McNair currently is not saving for retirement but also receives health insurance through the ACA. However, for about a year, she didn’t have health insurance because she couldn’t afford it. If the ACA is repealed, McNair says, she probably won’t have health insurance due to high costs but also points out that she’s lucky enough to be healthy.

One Virginia lawmaker is envisioning a future where benefits will be more favorable to people in the gig economy. Earlier this year, U.S. Sen. Mark Warner introduced legislation that seeks to establish a $20 million federal grant fund to offer incentives to states, localities and nonprofits to experiment with portable benefit models for independent workers. Warner’s bill and  identical legislation introduced in the U.S. House of Representatives have been referred to committees in their respective chambers.
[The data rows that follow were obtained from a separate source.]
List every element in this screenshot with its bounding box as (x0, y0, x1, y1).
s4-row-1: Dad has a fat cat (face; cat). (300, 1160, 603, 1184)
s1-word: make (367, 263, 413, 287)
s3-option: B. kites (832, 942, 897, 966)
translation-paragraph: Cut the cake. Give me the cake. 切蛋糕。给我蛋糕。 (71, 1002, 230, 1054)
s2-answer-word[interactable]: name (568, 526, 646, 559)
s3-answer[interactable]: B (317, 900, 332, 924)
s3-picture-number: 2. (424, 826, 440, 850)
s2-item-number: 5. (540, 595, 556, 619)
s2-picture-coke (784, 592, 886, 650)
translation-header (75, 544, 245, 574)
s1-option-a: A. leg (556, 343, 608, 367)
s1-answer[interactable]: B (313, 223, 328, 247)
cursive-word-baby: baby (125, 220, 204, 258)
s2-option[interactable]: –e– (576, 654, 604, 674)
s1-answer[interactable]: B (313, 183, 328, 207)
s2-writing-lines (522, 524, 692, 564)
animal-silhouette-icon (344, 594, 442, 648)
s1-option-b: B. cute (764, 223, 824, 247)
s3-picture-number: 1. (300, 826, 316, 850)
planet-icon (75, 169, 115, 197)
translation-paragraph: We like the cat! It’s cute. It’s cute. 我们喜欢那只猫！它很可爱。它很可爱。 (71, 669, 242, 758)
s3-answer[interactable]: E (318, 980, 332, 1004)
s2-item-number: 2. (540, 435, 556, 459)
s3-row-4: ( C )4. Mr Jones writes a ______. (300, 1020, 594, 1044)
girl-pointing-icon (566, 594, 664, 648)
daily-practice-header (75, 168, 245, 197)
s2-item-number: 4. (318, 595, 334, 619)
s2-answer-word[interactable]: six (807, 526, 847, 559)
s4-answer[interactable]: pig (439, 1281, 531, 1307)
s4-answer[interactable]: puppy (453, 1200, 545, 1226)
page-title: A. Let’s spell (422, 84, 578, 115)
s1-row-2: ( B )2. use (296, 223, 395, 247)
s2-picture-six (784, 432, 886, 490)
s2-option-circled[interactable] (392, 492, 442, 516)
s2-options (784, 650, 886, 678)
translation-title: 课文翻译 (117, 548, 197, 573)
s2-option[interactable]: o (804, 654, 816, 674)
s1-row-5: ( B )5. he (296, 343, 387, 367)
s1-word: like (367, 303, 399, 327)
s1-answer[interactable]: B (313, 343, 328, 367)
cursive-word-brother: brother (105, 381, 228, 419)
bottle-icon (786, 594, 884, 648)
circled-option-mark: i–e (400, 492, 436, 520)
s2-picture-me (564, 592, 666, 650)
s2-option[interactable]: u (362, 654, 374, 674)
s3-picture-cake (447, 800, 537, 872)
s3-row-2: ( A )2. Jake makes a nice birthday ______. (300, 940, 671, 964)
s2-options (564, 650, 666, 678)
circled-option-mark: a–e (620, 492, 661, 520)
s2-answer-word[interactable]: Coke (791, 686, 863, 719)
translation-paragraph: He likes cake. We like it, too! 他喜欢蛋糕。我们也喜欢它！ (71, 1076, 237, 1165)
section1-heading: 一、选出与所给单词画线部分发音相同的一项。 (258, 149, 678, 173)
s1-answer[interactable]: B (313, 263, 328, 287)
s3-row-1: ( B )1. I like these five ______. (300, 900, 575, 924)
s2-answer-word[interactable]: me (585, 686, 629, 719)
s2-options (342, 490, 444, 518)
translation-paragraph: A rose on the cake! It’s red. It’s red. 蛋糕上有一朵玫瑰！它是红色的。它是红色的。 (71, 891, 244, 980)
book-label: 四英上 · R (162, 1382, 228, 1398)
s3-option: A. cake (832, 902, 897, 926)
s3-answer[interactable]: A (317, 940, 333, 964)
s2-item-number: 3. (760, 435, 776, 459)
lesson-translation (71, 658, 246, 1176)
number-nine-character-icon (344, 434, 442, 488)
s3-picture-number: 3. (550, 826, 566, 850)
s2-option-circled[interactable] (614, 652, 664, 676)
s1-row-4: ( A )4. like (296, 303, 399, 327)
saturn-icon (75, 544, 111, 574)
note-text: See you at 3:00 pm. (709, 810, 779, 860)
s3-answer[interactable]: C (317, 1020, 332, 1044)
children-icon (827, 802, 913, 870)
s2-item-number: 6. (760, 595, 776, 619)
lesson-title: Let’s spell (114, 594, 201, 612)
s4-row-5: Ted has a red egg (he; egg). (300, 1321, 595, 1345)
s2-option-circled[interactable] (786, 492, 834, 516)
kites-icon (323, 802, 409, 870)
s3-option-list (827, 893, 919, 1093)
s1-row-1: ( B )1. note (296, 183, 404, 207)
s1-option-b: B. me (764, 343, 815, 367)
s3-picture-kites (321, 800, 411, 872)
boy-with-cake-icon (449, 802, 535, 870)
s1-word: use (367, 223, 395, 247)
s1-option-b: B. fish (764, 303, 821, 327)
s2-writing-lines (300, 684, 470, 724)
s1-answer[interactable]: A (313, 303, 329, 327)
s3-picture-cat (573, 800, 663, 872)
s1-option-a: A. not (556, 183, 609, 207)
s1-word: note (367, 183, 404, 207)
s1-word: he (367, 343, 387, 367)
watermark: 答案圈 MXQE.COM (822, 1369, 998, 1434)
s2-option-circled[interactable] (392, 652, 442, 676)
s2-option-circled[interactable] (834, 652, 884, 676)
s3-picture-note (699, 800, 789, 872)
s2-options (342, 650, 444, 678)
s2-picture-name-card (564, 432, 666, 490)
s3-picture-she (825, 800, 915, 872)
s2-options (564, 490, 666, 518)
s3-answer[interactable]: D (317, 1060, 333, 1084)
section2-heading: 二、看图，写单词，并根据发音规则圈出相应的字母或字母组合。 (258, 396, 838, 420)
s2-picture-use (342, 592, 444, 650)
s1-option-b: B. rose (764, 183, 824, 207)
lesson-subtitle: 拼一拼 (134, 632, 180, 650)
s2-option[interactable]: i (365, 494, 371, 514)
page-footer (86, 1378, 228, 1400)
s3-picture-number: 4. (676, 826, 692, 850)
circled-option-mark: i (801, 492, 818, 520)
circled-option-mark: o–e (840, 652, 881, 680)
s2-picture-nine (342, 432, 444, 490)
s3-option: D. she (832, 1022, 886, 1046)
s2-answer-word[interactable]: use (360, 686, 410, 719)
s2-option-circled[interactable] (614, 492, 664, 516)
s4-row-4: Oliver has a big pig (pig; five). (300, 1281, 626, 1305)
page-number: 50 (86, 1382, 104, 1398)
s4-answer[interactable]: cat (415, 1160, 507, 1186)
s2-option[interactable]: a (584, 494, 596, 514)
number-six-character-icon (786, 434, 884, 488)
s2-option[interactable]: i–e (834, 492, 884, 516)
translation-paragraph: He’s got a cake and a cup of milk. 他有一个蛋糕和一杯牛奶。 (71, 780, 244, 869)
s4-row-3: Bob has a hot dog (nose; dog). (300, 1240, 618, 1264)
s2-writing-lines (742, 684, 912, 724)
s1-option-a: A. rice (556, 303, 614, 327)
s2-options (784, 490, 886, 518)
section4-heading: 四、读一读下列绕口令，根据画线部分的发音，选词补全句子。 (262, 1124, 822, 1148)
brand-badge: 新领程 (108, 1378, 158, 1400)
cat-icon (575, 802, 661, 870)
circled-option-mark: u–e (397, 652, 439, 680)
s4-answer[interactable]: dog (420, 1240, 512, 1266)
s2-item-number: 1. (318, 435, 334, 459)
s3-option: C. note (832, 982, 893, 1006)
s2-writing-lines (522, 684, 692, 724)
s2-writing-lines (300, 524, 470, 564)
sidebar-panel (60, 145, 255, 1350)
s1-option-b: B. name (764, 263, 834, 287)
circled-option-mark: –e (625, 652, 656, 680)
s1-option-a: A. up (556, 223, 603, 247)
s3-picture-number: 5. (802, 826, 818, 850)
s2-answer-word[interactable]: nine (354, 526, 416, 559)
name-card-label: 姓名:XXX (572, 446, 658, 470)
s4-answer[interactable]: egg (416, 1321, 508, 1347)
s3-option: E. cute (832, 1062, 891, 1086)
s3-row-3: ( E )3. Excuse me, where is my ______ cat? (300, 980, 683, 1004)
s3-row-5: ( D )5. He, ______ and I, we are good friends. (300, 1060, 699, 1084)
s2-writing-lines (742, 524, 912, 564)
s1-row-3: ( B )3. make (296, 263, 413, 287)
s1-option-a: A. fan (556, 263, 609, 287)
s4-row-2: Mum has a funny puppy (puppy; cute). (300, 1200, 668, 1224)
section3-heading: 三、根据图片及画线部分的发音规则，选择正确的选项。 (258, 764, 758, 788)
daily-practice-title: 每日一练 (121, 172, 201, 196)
“We’re probably the only country in the world that ties [benefits] to your work status,” Warner says about his motivation for introducing the bill. “People work fine until the stuff hits the fan, and then they have nothing to fall back upon unless they are remarkably good savers or remarkably responsible. That’s a really dangerous place to be for a society.”

At Hinz Consulting, a Herndon-based company that assists government contractors, many of the company’s nearly 150 independent contractors get health insurance from a former employer’s retirement package, Medicare or their spouses’ health plans. When he was an independent contractor, CEO Peter Hinz, was covered under his wife’s plan. “One spouse has the ‘safe’ career with benefits. The other spouse then gets to be entrepreneurial,” he says.

Though the gig economy allows those with entrepreneurial mentalities to thrive, it also has its downsides, too, Hinz says. Freelancing offers a certain amount of freedom, like being able to take a vacation in Tahiti on a whim. However, you may be afraid to leave town for fear of losing a client. “What you do is you end up taking on too much or you’re as stressed as you ever were in your corporate job,” Hinz says with a laugh.

McNair, the Norfolk artist, says taking a vacation isn’t part of her routine. If she’s traveling, it’s related to work. There may be no trips to Tahiti, but McNair doesn’t seem to mind.  “I get stressed if I’m not working in some way,” she says, but adds that her job is fun and experimental. For many independent contractors, that may be enough to outweigh the problems associated with working gig to gig.